In “A Skull in Connemara,” main character Mick (Peter Kaufman ’12) instructs Mairtin (Charlie Kelly ’14) in his Irish brogue, “Don’t be cursin’ … not when you’re handling the departed now,” promptly before crushing a pile of bones with his shoe. Such is the dark, ironic humor this play shoulders from the beginning: a morbid tongue-in-cheek that grows with each line. This absurdity is what comes back to delight the audience, but the verbal volleys leave enough room for the show’s tension to pull through.

“Connemara” zooms into the lives of four characters in small-town Ireland. Beginning in Mick’s living room, the quick dialogue propels the plot and outlines the characters. Mick, we learn, has a grim task: emptying graves in the overcrowded churchyard to make room for the newly dead. Boyish and profane Mairtin is tasked with helping Mick clear the graves. Their jabs and insults reveal the central conflict: Mick has been assigned to empty the grave of his wife, who died in a car accident with Mick at the wheel. This awkward situation has again sparked the town’s whispers: Did Mick’s wife really die from the crash … or did Mick kill her? Though the question of Mick’s innocence taunts throughout, this play is not primarily a murder mystery but rather a twisting, turning look into these characters’ lives.

“Connemara” is performed on a central wooden platform surrounded by audience members. Exhibiting the action “in the round” allows the audience to feel enclosed and intimate with the characters — but also slightly voyeuristic, like peeking in at this thin slice of life. “It’s a drama that mostly takes place inside a house, and we want people to feel really intimate … to feel like they were right in the space,” director Austin Trow ’12 explained. “Doing it in the round makes it more exciting to watch, and having [the play] on just one side cut people off.”

But this is not the only noticeable design move. In the first scene, the set is a shabby sitting room. In the next scene, the lighting cools, and trapdoors are propped up to serve as gravestones. The back-and-forth from Mick’s living room to the graveyard ties into a greater exploration within “Connemara”: the blurred line between death and a desolate life. This point is not the most explicit, but as Kaufman explains, the set’s duality emphasizes it. “They’re two radically different settings,” Kaufman said. “We needed something to blend the two spaces; that’s why there’s dirt all over the floor. The graveyard kind of is [Mick’s] house and the house is the graveyard … It’s a show about death and desolation, so [this] makes sense.”
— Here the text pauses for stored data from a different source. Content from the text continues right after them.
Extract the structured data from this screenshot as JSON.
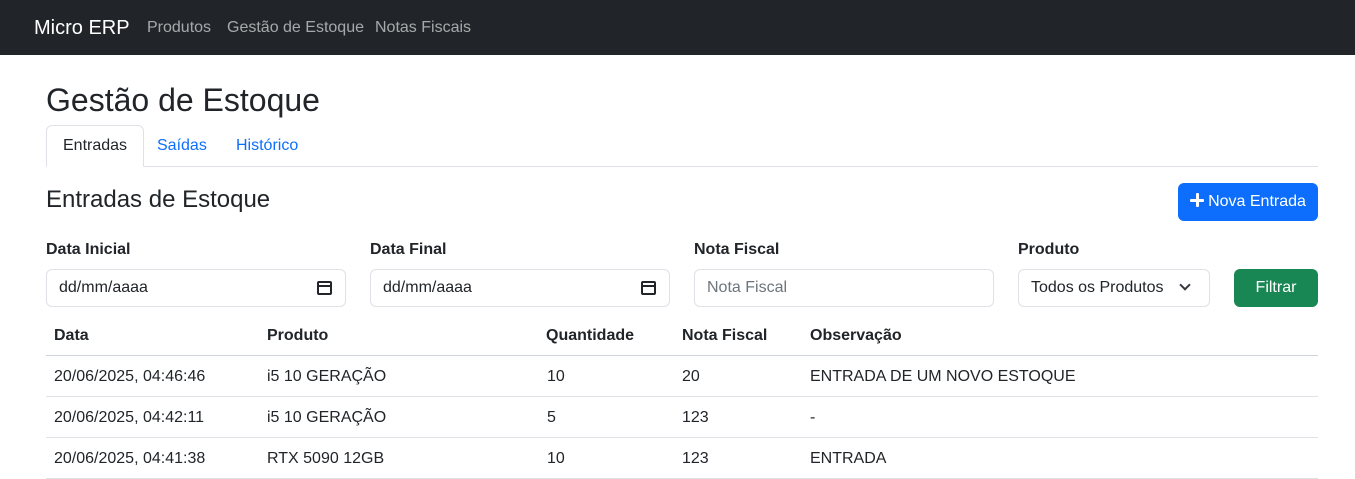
{
  "navbar": {
    "brand": "Micro ERP",
    "links": [
      "Produtos",
      "Gestão de Estoque",
      "Notas Fiscais"
    ]
  },
  "page": {
    "title": "Gestão de Estoque"
  },
  "tabs": [
    {
      "label": "Entradas",
      "active": true
    },
    {
      "label": "Saídas",
      "active": false
    },
    {
      "label": "Histórico",
      "active": false
    }
  ],
  "section": {
    "title": "Entradas de Estoque",
    "new_button": "Nova Entrada"
  },
  "filters": {
    "start_date": {
      "label": "Data Inicial",
      "value": "dd/mm/aaaa"
    },
    "end_date": {
      "label": "Data Final",
      "value": "dd/mm/aaaa"
    },
    "invoice": {
      "label": "Nota Fiscal",
      "placeholder": "Nota Fiscal"
    },
    "product": {
      "label": "Produto",
      "selected": "Todos os Produtos"
    },
    "filter_button": "Filtrar"
  },
  "table": {
    "columns": [
      "Data",
      "Produto",
      "Quantidade",
      "Nota Fiscal",
      "Observação"
    ],
    "rows": [
      [
        "20/06/2025, 04:46:46",
        "i5 10 GERAÇÃO",
        "10",
        "20",
        "ENTRADA DE UM NOVO ESTOQUE"
      ],
      [
        "20/06/2025, 04:42:11",
        "i5 10 GERAÇÃO",
        "5",
        "123",
        "-"
      ],
      [
        "20/06/2025, 04:41:38",
        "RTX 5090 12GB",
        "10",
        "123",
        "ENTRADA"
      ]
    ]
  },
  "colors": {
    "navbar": "#212529",
    "primary": "#0d6efd",
    "success": "#198754",
    "border": "#dee2e6"
  }
}
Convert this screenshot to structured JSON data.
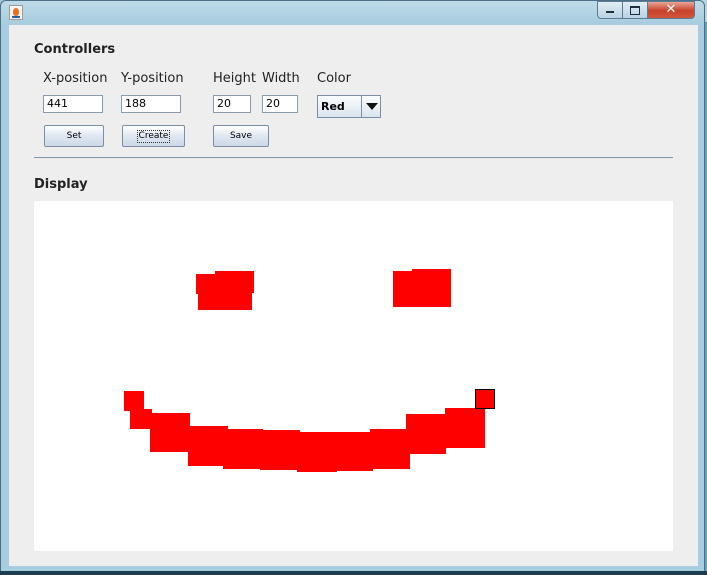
{
  "window": {
    "title": "",
    "buttons": {
      "minimize": "",
      "maximize": "",
      "close": "✕"
    }
  },
  "controllers": {
    "title": "Controllers",
    "labels": {
      "x": "X-position",
      "y": "Y-position",
      "height": "Height",
      "width": "Width",
      "color": "Color"
    },
    "values": {
      "x": "441",
      "y": "188",
      "height": "20",
      "width": "20"
    },
    "color_select": {
      "selected": "Red"
    },
    "buttons": {
      "set": "Set",
      "create": "Create",
      "save": "Save"
    }
  },
  "display": {
    "title": "Display",
    "fill_color": "#ff0000",
    "selected_outline": "#000000"
  },
  "colors": {
    "content_bg": "#eeeeee",
    "canvas_bg": "#ffffff",
    "close_button": "#c7422a"
  }
}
This recurring presence of death in every element of the play is a repeated high point. Everyone expecting another dense, serious murder story will be jarred from this beaten path five minutes into the show. When Mick snappishly jokes about what he does with the bodies he unearths, audience members get the hint that they have permission to laugh at death. The light, rollicking treatment of death has an effect that is dark, bizarre — and hilarious: after digging up corpses, Mick and Mairtin analyze the merits of choking on vomit versus choking on urine. At times, the play’s understated humor even peaks to pure glee; audiences won’t forget the scene in which Mick and Mairtin use mallets to demolish the skeletons. Rowdy, biting dialogue continues as bone shrapnel flies, keeping in check the scene’s unabashed humor.

The jokes themselves could easily have been brash, but the actors wear their humor lightly. Tom’s ridiculousness is never quite believable, but Klein delivers each sentence with measure — he stays in control and takes his time so that audience members can feel the full force of his character’s offhanded absurdity. Mick and Mairtin have chemistry as they slide between tense arguments and outlandish quips (“Shall we teach them skulls a lesson?” “Sure you can’t teach skulls lessons; they have no brain to be stickin’ the lesson.”) These seamless transitions can partially credit the versatility of Mick’s character, who with a few words in each scene, manages to give a glimpse into his underlying turmoil.

From far away, the play does not overreach. Although the action takes place in a span of a few days, the verbal exposition builds enough room for the characters to develop and tension to build. But the play has crammed moments. The quick dialogue, crucial to the play, is sometimes overshadowed by movement: the rocking of the shovels, the occasional turned back of a character. Add to all of this an Irish accent, and the effect can be too chaotic.

The sheer bathos of “Connemara” cannot be matched — each point of tension is followed by a cold dash of absurd humor. The play will certainly make audiences shift in their seats — if not from the weirdness of it all, then at least to avoid the flying pieces of femur.